14. The method of claim 10, wherein the adjusting of the position of the reference patch comprises:

standardizing a pixel value of the specific region of the input image and a pixel value of the reference patch; and

adjusting the position of the reference patch in the reference image based on a result of a comparison between the standardized pixel value of the specific region of the input image and the standardized pixel value of the reference patch.

15. The method of claim 14, wherein the standardizing comprises:

standardizing pixel values of the specific region of the input image based on a mean and a standard deviation of the pixel values of the specific region of the input image; and

standardizing pixel values of pixels comprised in the reference patch based on a mean and a standard deviation of the pixel values of the second pixels in the reference patch.

16. A processor-implemented super-resolution (SR) method, comprising:

generating an SR image of an input image output from a neural network-based SR model based on a reference patch in a reference image,

wherein the SR model is a neural network having been trained to output a training SR image of training data using the training data and a training reference patch in a training reference image extracted based on a pixel value of a specific region of the training data.

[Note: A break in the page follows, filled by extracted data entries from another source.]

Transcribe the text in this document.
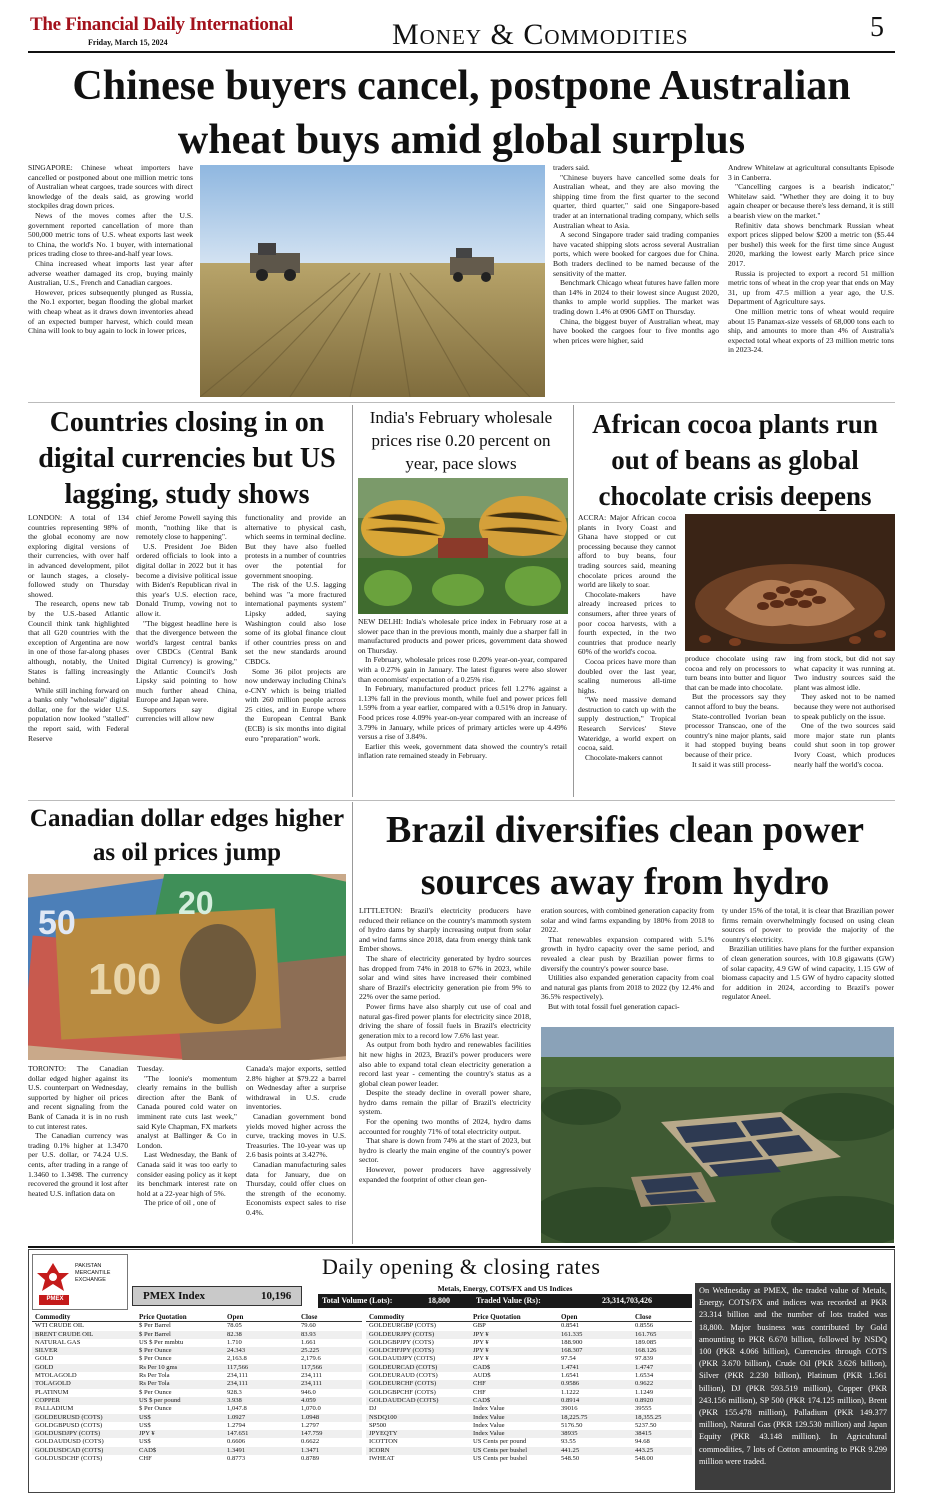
The Financial Daily International
Friday, March 15, 2024	Money & Commodities	5
Chinese buyers cancel, postpone Australian
wheat buys amid global surplus

SINGAPORE: Chinese wheat importers have cancelled or postponed about one million metric tons of Australian wheat cargoes, trade sources with direct knowledge of the deals said, as growing world stockpiles drag down prices.

News of the moves comes after the U.S. government reported cancellation of more than 500,000 metric tons of U.S. wheat exports last week to China, the world's No. 1 buyer, with international prices trading close to three-and-half year lows.

China increased wheat imports last year after adverse weather damaged its crop, buying mainly Australian, U.S., French and Canadian cargoes.

However, prices subsequently plunged as Russia, the No.1 exporter, began flooding the global market with cheap wheat as it draws down inventories ahead of an expected bumper harvest, which could mean China will look to buy again to lock in lower prices,

traders said.

"Chinese buyers have cancelled some deals for Australian wheat, and they are also moving the shipping time from the first quarter to the second quarter, third quarter," said one Singapore-based trader at an international trading company, which sells Australian wheat to Asia.

A second Singapore trader said trading companies have vacated shipping slots across several Australian ports, which were booked for cargoes due for China. Both traders declined to be named because of the sensitivity of the matter.

Benchmark Chicago wheat futures have fallen more than 14% in 2024 to their lowest since August 2020, thanks to ample world supplies. The market was trading down 1.4% at 0906 GMT on Thursday.

China, the biggest buyer of Australian wheat, may have booked the cargoes four to five months ago when prices were higher, said

Andrew Whitelaw at agricultural consultants Episode 3 in Canberra.

"Cancelling cargoes is a bearish indicator," Whitelaw said. "Whether they are doing it to buy again cheaper or because there's less demand, it is still a bearish view on the market."

Refinitiv data shows benchmark Russian wheat export prices slipped below $200 a metric ton ($5.44 per bushel) this week for the first time since August 2020, marking the lowest early March price since 2017.

Russia is projected to export a record 51 million metric tons of wheat in the crop year that ends on May 31, up from 47.5 million a year ago, the U.S. Department of Agriculture says.

One million metric tons of wheat would require about 15 Panamax-size vessels of 68,000 tons each to ship, and amounts to more than 4% of Australia's expected total wheat exports of 23 million metric tons in 2023-24.

Countries closing in on digital currencies but US lagging, study shows

LONDON: A total of 134 countries representing 98% of the global economy are now exploring digital versions of their currencies, with over half in advanced development, pilot or launch stages, a closely-followed study on Thursday showed.

The research, opens new tab by the U.S.-based Atlantic Council think tank highlighted that all G20 countries with the exception of Argentina are now in one of those far-along phases although, notably, the United States is falling increasingly behind.

While still inching forward on a banks only "wholesale" digital dollar, one for the wider U.S. population now looked "stalled" the report said, with Federal Reserve

chief Jerome Powell saying this month, "nothing like that is remotely close to happening".

U.S. President Joe Biden ordered officials to look into a digital dollar in 2022 but it has become a divisive political issue with Biden's Republican rival in this year's U.S. election race, Donald Trump, vowing not to allow it.

"The biggest headline here is that the divergence between the world's largest central banks over CBDCs (Central Bank Digital Currency) is growing," the Atlantic Council's Josh Lipsky said pointing to how much further ahead China, Europe and Japan were.

Supporters say digital currencies will allow new

functionality and provide an alternative to physical cash, which seems in terminal decline. But they have also fuelled protests in a number of countries over the potential for government snooping.

The risk of the U.S. lagging behind was "a more fractured international payments system" Lipsky added, saying Washington could also lose some of its global finance clout if other countries press on and set the new standards around CBDCs.

Some 36 pilot projects are now underway including China's e-CNY which is being trialled with 260 million people across 25 cities, and in Europe where the European Central Bank (ECB) is six months into digital euro "preparation" work.

India's February wholesale prices rise 0.20 percent on year, pace slows

NEW DELHI: India's wholesale price index in February rose at a slower pace than in the previous month, mainly due a sharper fall in manufactured products and power prices, government data showed on Thursday.

In February, wholesale prices rose 0.20% year-on-year, compared with a 0.27% gain in January. The latest figures were also slower than economists' expectation of a 0.25% rise.

In February, manufactured product prices fell 1.27% against a 1.13% fall in the previous month, while fuel and power prices fell 1.59% from a year earlier, compared with a 0.51% drop in January. Food prices rose 4.09% year-on-year compared with an increase of 3.79% in January, while prices of primary articles were up 4.49% versus a rise of 3.84%.

Earlier this week, government data showed the country's retail inflation rate remained steady in February.

African cocoa plants run out of beans as global chocolate crisis deepens

ACCRA: Major African cocoa plants in Ivory Coast and Ghana have stopped or cut processing because they cannot afford to buy beans, four trading sources said, meaning chocolate prices around the world are likely to soar.

Chocolate-makers have already increased prices to consumers, after three years of poor cocoa harvests, with a fourth expected, in the two countries that produce nearly 60% of the world's cocoa.

Cocoa prices have more than doubled over the last year, scaling numerous all-time highs.

"We need massive demand destruction to catch up with the supply destruction," Tropical Research Services' Steve Wateridge, a world expert on cocoa, said.

Chocolate-makers cannot

produce chocolate using raw cocoa and rely on processors to turn beans into butter and liquor that can be made into chocolate.

But the processors say they cannot afford to buy the beans.

State-controlled Ivorian bean processor Transcao, one of the country's nine major plants, said it had stopped buying beans because of their price.

It said it was still process-

ing from stock, but did not say what capacity it was running at. Two industry sources said the plant was almost idle.

They asked not to be named because they were not authorised to speak publicly on the issue.

One of the two sources said more major state run plants could shut soon in top grower Ivory Coast, which produces nearly half the world's cocoa.

Canadian dollar edges higher as oil prices jump
100
50
20

TORONTO: The Canadian dollar edged higher against its U.S. counterpart on Wednesday, supported by higher oil prices and recent signaling from the Bank of Canada it is in no rush to cut interest rates.

The Canadian currency was trading 0.1% higher at 1.3470 per U.S. dollar, or 74.24 U.S. cents, after trading in a range of 1.3460 to 1.3498. The currency recovered the ground it lost after heated U.S. inflation data on

Tuesday.

"The loonie's momentum clearly remains in the bullish direction after the Bank of Canada poured cold water on imminent rate cuts last week," said Kyle Chapman, FX markets analyst at Ballinger & Co in London.

Last Wednesday, the Bank of Canada said it was too early to consider easing policy as it kept its benchmark interest rate on hold at a 22-year high of 5%.

The price of oil , one of

Canada's major exports, settled 2.8% higher at $79.22 a barrel on Wednesday after a surprise withdrawal in U.S. crude inventories.

Canadian government bond yields moved higher across the curve, tracking moves in U.S. Treasuries. The 10-year was up 2.6 basis points at 3.427%.

Canadian manufacturing sales data for January, due on Thursday, could offer clues on the strength of the economy. Economists expect sales to rise 0.4%.

Brazil diversifies clean power
sources away from hydro

LITTLETON: Brazil's electricity producers have reduced their reliance on the country's mammoth system of hydro dams by sharply increasing output from solar and wind farms since 2018, data from energy think tank Ember shows.

The share of electricity generated by hydro sources has dropped from 74% in 2018 to 67% in 2023, while solar and wind sites have increased their combined share of Brazil's electricity generation pie from 9% to 22% over the same period.

Power firms have also sharply cut use of coal and natural gas-fired power plants for electricity since 2018, driving the share of fossil fuels in Brazil's electricity generation mix to a record low 7.6% last year.

As output from both hydro and renewables facilities hit new highs in 2023, Brazil's power producers were also able to expand total clean electricity generation a record last year - cementing the country's status as a global clean power leader.

Despite the steady decline in overall power share, hydro dams remain the pillar of Brazil's electricity system.

For the opening two months of 2024, hydro dams accounted for roughly 71% of total electricity output.

That share is down from 74% at the start of 2023, but hydro is clearly the main engine of the country's power sector.

However, power producers have aggressively expanded the footprint of other clean gen-

eration sources, with combined generation capacity from solar and wind farms expanding by 180% from 2018 to 2022.

That renewables expansion compared with 5.1% growth in hydro capacity over the same period, and revealed a clear push by Brazilian power firms to diversify the country's power source base.

Utilities also expanded generation capacity from coal and natural gas plants from 2018 to 2022 (by 12.4% and 36.5% respectively).

But with total fossil fuel generation capaci-

ty under 15% of the total, it is clear that Brazilian power firms remain overwhelmingly focused on using clean sources of power to provide the majority of the country's electricity.

Brazilian utilities have plans for the further expansion of clean generation sources, with 10.8 gigawatts (GW) of solar capacity, 4.9 GW of wind capacity, 1.15 GW of biomass capacity and 1.5 GW of hydro capacity slotted for addition in 2024, according to Brazil's power regulator Aneel.

PAKISTAN MERCANTILE EXCHANGE
PMEX
Daily opening & closing rates
PMEX Index	10,196
Metals, Energy, COTS/FX and US Indices
Total Volume (Lots):	18,800	Traded Value (Rs):	23,314,703,426
Commodity	Price Quotation	Open	Close
WTI CRUDE OIL	$ Per Barrel	78.05	79.60
BRENT CRUDE OIL	$ Per Barrel	82.38	83.93
NATURAL GAS	US $ Per mmbtu	1.710	1.661
SILVER	$ Per Ounce	24.343	25.225
GOLD	$ Per Ounce	2,163.8	2,179.6
GOLD	Rs Per 10 gms	117,566	117,566
MTOLAGOLD	Rs Per Tola	234,111	234,111
TOLAGOLD	Rs Per Tola	234,111	234,111
PLATINUM	$ Per Ounce	928.3	946.0
COPPER	US $ per pound	3.938	4.059
PALLADIUM	$ Per Ounce	1,047.8	1,070.0
GOLDEURUSD (COTS)	US$	1.0927	1.0948
GOLDGBPUSD (COTS)	US$	1.2794	1.2797
GOLDUSDJPY (COTS)	JPY ¥	147.651	147.759
GOLDAUDUSD (COTS)	US$	0.6606	0.6622
GOLDUSDCAD (COTS)	CAD$	1.3491	1.3471
GOLDUSDCHF (COTS)	CHF	0.8773	0.8789
Commodity	Price Quotation	Open	Close
GOLDEURGBP (COTS)	GBP	0.8541	0.8556
GOLDEURJPY (COTS)	JPY ¥	161.335	161.765
GOLDGBPJPY (COTS)	JPY ¥	188.900	189.085
GOLDCHFJPY (COTS)	JPY ¥	168.307	168.126
GOLDAUDJPY (COTS)	JPY ¥	97.54	97.839
GOLDEURCAD (COTS)	CAD$	1.4741	1.4747
GOLDEURAUD (COTS)	AUD$	1.6541	1.6534
GOLDEURCHF (COTS)	CHF	0.9586	0.9622
GOLDGBPCHF (COTS)	CHF	1.1222	1.1249
GOLDAUDCAD (COTS)	CAD$	0.8914	0.8920
DJ	Index Value	39016	39555
NSDQ100	Index Value	18,225.75	18,355.25
SP500	Index Value	5176.50	5237.50
JPYEQTY	Index Value	38935	38415
ICOTTON	US Cents per pound	93.55	94.68
ICORN	US Cents per bushel	441.25	443.25
IWHEAT	US Cents per bushel	548.50	548.00
On Wednesday at PMEX, the traded value of Metals, Energy, COTS/FX and indices was recorded at PKR 23.314 billion and the number of lots traded was 18,800. Major business was contributed by Gold amounting to PKR 6.670 billion, followed by NSDQ 100 (PKR 4.066 billion), Currencies through COTS (PKR 3.670 billion), Crude Oil (PKR 3.626 billion), Silver (PKR 2.230 billion), Platinum (PKR 1.561 billion), DJ (PKR 593.519 million), Copper (PKR 243.156 million), SP 500 (PKR 174.125 million), Brent (PKR 155.478 million), Palladium (PKR 149.377 million), Natural Gas (PKR 129.530 million) and Japan Equity (PKR 43.148 million). In Agricultural commodities, 7 lots of Cotton amounting to PKR 9.299 million were traded.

17. The method of claim 16, further comprising:

performing the training of the neural network, including: based on features extracted from the training data and features extracted from the training reference image by an in-training SR model, obtaining the training reference patch corresponding to the specific region of the training data in the reference image; generating an adjusted reference patch by adjusting a position of the training reference patch in the training reference image based on a pixel value of a ground truth (GT) patch of a GT image and a pixel value of the training reference patch, the GT patch corresponding to the specific region of the training data; obtaining a training SR image of the training data output from the in-training SR model based on the generated adjusted reference patch with the adjusted position; and generating the SR model by training the in-training SR model based on the training SR image and the GT image.

18. A non-transitory computer-readable storage medium storing instructions that, when executed by a processor, configure the processor to perform the method of claim 1.

19. An electronic device comprising:

a processor configured to execute instructions; and

a memory storing the instructions, which when executed by the processor configure the processor to: based on features extracted from an input image and features extracted from a reference image, obtain a reference patch corresponding to a specific region of the input image in the reference image; adjust a position of the reference patch in the reference image based on a pixel value of the specific region of the input image and a pixel value of the reference patch; and generate a super-resolution (SR) image of the input image based on an adjusted reference patch with an adjusted position.

20. An electronic device comprising:

a processor configured to execute instructions; and

a memory storing the instructions, which when executed by the processor configure the processor to: generate a reference patch corresponding to a specific region of an input image in a reference image using a super-resolution (SR) model provided an input that is based on features extracted from the input image and features extracted from the reference image provided an input that is; and generate an SR image of the input image output from the SR model based on the reference patch, wherein the SR model comprises a neural network having inference implementation characteristics representing that the neural network has been trained to output a training SR image of training data from the training data and a training reference patch of a training reference image extracted based on a pixel value of a specific region of the training data.